I know that last night’s slide show of photos of my son, Chris, and his classmates, who graduate from high school tonight, was supposed to make me cry. But it didn’t. Neither did last week’s awards ceremonies, or his last track meet, or, likely, tonight’s graduation.
No, what made me cry is when Chris, my youngest, said goodbye this morning and left for his last day of high school, shutting the back door behind him. Then I cried again an hour later, because I sold our kitchen table. I won’t need it in my new house at the Jersey Shore where we–well, mostly me–will live starting next month. Though I’m very excited about this next chapter in my life, I know that the last chapter is closing with a very long exhale that I wasn’t sure I’d be around to take.
My perspective on this year’s graduation appears to be different from everyone else’s. This became clear at Accepted Students Day at Ithaca College this spring. While Chris went off to attend some student-focused sessions, I stayed in the auditorium for a parent-focused one. There, mom after dad after mom asked questions about safety on campus, and whether their kid can find guitar lessons in town, and what to do if they don’t like their roommate, and what size sheets the beds take. Meanwhile, I sat in my chair and refrained from blurting out, “Let them go!”
Just let them go. I know it’s not easy when you’ve spent the last 18 years carting them to lessons and practices and looking over homework and softening the blow of a broken heart. But let them go. We raised them to leave us. That was the whole point.

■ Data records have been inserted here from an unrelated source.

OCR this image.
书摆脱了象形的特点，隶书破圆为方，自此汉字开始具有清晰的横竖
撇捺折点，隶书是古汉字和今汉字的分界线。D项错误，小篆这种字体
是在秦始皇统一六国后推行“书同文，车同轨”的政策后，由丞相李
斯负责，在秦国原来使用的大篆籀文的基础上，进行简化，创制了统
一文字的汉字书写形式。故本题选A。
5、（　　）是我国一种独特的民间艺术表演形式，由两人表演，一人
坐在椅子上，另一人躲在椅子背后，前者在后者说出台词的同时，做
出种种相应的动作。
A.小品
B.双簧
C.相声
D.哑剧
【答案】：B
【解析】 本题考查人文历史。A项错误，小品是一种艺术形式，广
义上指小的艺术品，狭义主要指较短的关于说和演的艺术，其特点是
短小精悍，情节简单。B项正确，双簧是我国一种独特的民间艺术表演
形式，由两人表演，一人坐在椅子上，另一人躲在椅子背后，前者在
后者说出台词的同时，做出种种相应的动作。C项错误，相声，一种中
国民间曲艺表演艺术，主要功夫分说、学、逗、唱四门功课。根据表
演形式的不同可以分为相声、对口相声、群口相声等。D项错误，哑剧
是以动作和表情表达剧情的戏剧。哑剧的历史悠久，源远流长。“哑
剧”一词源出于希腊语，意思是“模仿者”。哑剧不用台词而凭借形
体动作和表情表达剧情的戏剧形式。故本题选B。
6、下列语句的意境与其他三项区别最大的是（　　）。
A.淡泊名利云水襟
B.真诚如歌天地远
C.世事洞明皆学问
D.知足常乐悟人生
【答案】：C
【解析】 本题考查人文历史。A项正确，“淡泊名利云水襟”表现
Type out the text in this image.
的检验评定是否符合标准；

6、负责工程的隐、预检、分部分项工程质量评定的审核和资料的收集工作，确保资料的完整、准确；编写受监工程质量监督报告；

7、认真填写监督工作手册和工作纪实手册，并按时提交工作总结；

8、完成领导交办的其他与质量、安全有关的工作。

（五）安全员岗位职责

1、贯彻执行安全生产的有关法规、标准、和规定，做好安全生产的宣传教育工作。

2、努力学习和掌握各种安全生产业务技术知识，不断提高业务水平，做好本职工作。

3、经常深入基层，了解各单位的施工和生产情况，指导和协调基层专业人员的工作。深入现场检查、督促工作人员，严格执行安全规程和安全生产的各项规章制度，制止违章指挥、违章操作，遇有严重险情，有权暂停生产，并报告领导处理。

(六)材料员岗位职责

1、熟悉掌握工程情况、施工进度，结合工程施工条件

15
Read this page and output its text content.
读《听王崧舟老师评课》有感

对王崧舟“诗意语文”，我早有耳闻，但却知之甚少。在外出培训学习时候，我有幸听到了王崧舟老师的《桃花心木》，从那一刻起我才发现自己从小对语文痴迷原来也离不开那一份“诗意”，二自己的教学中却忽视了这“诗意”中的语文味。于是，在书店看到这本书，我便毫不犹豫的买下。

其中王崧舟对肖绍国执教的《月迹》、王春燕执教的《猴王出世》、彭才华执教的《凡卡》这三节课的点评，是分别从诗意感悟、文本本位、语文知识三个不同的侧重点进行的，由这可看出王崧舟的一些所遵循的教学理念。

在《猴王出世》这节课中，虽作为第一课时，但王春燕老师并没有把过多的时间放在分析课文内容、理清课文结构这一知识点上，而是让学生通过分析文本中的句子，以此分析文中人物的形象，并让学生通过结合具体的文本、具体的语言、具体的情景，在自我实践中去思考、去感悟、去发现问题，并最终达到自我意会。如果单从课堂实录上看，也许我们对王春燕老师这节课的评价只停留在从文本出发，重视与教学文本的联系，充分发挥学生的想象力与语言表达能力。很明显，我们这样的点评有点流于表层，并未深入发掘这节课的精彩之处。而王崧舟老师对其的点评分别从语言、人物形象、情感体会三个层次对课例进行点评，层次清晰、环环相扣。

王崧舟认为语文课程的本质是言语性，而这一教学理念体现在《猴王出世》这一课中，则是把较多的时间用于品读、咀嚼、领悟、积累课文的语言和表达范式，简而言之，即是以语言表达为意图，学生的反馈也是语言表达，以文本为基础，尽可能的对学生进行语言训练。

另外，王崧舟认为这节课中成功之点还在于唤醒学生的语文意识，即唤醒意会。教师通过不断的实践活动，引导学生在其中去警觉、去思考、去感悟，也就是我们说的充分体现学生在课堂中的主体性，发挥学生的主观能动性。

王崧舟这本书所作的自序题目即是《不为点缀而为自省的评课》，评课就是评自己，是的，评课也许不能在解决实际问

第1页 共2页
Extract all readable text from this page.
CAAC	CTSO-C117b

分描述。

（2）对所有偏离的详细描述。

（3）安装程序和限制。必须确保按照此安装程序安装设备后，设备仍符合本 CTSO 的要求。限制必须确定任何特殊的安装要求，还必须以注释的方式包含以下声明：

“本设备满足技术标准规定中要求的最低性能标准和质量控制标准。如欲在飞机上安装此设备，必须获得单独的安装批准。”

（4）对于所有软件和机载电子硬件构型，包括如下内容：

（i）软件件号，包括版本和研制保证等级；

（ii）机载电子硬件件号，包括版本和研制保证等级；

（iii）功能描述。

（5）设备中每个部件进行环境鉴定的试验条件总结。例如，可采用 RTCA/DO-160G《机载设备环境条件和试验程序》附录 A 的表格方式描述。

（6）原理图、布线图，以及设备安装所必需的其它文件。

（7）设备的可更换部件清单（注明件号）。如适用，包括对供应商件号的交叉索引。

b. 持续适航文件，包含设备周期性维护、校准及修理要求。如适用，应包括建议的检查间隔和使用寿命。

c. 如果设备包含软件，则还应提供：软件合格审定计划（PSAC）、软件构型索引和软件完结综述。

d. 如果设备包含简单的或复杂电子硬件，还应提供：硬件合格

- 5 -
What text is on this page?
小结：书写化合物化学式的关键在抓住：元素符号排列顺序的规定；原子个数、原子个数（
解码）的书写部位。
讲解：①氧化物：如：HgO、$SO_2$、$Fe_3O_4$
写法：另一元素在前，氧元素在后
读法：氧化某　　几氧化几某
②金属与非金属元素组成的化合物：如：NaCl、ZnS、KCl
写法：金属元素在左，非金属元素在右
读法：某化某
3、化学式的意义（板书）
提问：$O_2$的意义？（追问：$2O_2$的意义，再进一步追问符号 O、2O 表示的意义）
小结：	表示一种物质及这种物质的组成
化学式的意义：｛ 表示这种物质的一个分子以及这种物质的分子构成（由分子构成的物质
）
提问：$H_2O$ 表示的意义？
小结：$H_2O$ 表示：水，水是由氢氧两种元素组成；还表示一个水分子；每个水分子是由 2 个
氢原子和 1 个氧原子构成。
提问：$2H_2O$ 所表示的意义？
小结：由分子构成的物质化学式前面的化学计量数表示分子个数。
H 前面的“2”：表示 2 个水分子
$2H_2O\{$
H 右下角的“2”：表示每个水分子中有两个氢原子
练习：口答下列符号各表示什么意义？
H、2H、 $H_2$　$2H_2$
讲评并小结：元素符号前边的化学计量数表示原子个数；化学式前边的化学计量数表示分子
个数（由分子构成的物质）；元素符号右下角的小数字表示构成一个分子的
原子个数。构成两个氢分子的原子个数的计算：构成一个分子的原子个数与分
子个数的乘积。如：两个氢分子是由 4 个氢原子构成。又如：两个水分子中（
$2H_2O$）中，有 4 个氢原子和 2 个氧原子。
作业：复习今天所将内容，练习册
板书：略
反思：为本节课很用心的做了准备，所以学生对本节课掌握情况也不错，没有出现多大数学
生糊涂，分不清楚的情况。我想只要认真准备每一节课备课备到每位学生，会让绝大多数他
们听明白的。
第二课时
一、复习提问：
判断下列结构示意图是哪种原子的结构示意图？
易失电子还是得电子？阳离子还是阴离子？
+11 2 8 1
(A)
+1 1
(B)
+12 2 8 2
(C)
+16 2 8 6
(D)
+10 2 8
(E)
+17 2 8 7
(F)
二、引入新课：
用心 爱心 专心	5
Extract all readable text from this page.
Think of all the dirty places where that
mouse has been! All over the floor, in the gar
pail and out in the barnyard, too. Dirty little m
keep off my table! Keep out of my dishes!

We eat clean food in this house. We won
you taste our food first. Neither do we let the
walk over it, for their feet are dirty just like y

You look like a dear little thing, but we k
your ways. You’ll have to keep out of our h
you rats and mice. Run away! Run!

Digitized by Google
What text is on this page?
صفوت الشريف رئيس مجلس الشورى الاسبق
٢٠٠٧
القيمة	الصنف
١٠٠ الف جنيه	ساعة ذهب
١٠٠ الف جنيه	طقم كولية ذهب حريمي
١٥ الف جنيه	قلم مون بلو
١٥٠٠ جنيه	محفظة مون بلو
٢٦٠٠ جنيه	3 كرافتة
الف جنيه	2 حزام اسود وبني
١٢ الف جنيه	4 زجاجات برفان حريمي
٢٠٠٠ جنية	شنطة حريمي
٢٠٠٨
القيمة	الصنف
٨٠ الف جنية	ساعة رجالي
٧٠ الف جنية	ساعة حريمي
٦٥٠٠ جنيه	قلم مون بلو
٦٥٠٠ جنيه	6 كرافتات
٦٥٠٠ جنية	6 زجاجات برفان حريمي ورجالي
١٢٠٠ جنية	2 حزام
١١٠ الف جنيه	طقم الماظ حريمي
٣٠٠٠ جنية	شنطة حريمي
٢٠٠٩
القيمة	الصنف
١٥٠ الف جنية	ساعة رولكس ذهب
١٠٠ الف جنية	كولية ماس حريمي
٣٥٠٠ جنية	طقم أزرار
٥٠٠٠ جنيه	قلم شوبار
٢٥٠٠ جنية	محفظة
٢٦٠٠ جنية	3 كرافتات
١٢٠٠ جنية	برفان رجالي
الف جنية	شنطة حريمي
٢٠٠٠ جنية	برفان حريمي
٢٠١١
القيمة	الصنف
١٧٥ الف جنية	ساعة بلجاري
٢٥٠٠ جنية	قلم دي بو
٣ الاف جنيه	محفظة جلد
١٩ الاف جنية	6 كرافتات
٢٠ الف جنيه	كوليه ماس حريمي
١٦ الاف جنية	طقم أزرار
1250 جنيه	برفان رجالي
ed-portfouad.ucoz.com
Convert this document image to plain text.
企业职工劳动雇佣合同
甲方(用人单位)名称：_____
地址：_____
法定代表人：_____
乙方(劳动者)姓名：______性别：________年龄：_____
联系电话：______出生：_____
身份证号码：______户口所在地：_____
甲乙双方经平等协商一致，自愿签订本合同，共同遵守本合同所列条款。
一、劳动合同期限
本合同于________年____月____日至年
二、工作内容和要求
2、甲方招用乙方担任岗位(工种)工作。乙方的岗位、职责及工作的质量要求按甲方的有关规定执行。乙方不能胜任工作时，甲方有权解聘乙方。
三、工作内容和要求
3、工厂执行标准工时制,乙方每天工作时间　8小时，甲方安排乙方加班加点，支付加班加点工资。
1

Commencement means beginning, not ending. The lives we prepared them for are just now beginning, and we’ve done all we can to get them here. Of course, we’ll be there to help guide them through the bumpy parts of adulthood if they need it, even if it’s just by text hundreds of miles apart. But dammit, we did it! We raised them!
I realize that this perspective of mine doesn’t jibe with modern parenthood. But what’s in the future doesn’t make me sad, and what’s in the past doesn’t really, either. When my youngest shut the back door this morning to head to high school for the very last time, it was like crossing a finish line after a long marathon. Yet that marathon was almost cut short 10 years ago when I had cancer. That autumn, I drove past a Christmas tree farm every day on my way to radiation treatments, and begged God to let me live long enough to see those trees grow tall enough to be cut down.
In other words: Please let me see my kids grow up.
And now, I have. Nick finished his first year at art school in New York City, and Chris leaves for Ithaca this fall. I’ve sold the house and I’m downsizing to a beach house that’s close enough to the ferry to Manhattan that I can keep on working in medical writing there, which I’ve done for the past few years. I haven’t blogged much; the last time was a year ago today for Nick’s high school graduation. I just had less and less to say as the heavy lifting of parenting got lighter and lighter.
Now, it’s time to let MommaSaid go, too. I launched it in 2003 when my kids were little and I was a married, work-at-home mom in search of camaraderie and validation in the years before social media took over our social lives. It was a place to record the amazing and funny things that happened while driving the minivan to soccer practice, before every damn mother in America started doing the same thing in blogs and on Facebook and Instagram.
It’s the end of an era. The end of one of the very first mom blogs. The end of parenting kids living under my roof year-round. The end of my kitchen table being in the kitchen where I’ve fed my kids all their lives. The end of raising my kids to leave me.
But, dammit, I did it! I raised them! Best of all, I lived long enough to see them grow up. And that’s what makes me cry.